Computers Can Be Such a Drag--on Farm Equipment
Dec 12, 2012
Many of the computers and electronic gadgets in modern farm equipment draw a little power even when the key switch is off. As long as they're connected to a battery they draw a few milli-amps of current to power built-in memories, clocks and other functions. A few milli-amps for one computer, a few milli-amps for a GPS system, a few milli-amps to feed a memory in a monitor display, and before long you've got enough of a "draw" to drain a machine's battery if it's stored for more than a few weeks.

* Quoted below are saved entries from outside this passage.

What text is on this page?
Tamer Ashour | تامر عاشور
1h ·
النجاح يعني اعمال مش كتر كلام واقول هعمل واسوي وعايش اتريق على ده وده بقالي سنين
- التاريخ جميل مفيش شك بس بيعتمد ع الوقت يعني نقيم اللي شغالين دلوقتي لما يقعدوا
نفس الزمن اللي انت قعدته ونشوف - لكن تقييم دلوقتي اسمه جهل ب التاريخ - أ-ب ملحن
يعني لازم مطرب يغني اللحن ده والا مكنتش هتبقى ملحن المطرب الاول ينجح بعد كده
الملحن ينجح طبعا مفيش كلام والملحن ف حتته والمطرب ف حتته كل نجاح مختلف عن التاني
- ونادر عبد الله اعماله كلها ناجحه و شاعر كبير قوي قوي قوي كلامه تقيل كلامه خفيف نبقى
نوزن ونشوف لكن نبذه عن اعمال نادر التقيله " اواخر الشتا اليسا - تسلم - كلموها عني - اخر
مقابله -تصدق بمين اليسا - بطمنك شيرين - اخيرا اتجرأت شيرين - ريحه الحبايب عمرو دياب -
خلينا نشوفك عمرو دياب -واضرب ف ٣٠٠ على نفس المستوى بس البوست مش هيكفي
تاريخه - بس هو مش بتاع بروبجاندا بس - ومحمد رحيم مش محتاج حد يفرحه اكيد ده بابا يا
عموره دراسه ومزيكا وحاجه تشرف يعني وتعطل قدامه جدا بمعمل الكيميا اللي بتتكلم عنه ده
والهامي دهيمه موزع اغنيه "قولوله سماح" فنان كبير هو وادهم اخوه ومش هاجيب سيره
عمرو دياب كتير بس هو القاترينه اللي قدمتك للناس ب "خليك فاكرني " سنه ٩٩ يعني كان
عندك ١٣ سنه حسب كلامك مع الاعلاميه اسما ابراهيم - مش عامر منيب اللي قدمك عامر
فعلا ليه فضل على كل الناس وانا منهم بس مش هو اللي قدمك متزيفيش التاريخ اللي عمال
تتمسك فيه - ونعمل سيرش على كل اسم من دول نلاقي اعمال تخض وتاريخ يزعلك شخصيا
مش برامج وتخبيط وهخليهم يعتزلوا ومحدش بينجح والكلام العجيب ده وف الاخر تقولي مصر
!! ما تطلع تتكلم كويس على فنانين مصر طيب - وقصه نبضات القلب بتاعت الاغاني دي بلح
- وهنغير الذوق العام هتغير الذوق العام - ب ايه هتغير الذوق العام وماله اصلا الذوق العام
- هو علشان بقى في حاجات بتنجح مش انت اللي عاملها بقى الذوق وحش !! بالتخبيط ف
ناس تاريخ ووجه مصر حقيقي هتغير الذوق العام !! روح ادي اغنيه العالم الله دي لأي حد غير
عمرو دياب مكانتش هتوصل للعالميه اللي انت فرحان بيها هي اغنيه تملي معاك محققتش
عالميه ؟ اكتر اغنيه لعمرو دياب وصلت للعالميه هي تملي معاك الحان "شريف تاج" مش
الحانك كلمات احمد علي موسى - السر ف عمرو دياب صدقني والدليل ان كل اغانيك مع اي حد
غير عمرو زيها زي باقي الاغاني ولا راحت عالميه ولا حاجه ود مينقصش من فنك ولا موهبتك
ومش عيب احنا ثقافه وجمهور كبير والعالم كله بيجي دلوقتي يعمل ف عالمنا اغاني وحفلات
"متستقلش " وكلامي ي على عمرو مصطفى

The owner's manual for a brand new combine recommends that owners switch off the machine's built in battery disconnect switch if the combine will be left idle for more than two weeks. Interestingly enough, the manual recommends completely disconnecting the negative leads on battery if the machine will be stored for more than 90 days.
(If I get a chance to talk to an engineer, I'm going to ask what difference it makes if the battery disconnect switch is turned off, compared to disconnecting the ground cable.)
Check your owner's manual(s) before disconnecting all electrical power. On cars and pickup trucks, disconnecting batteries can wipe the memories of radio station presets and other convenience functions. Farm equipment may have similar losses of reprogrammable information, but totally removing battery power shouldn't harm any electrical components and will improve battery longevity.
Be sure to fully charge batteries before disconnecting them, and occasionally trickle charge them if storage lasts longer than 3 months.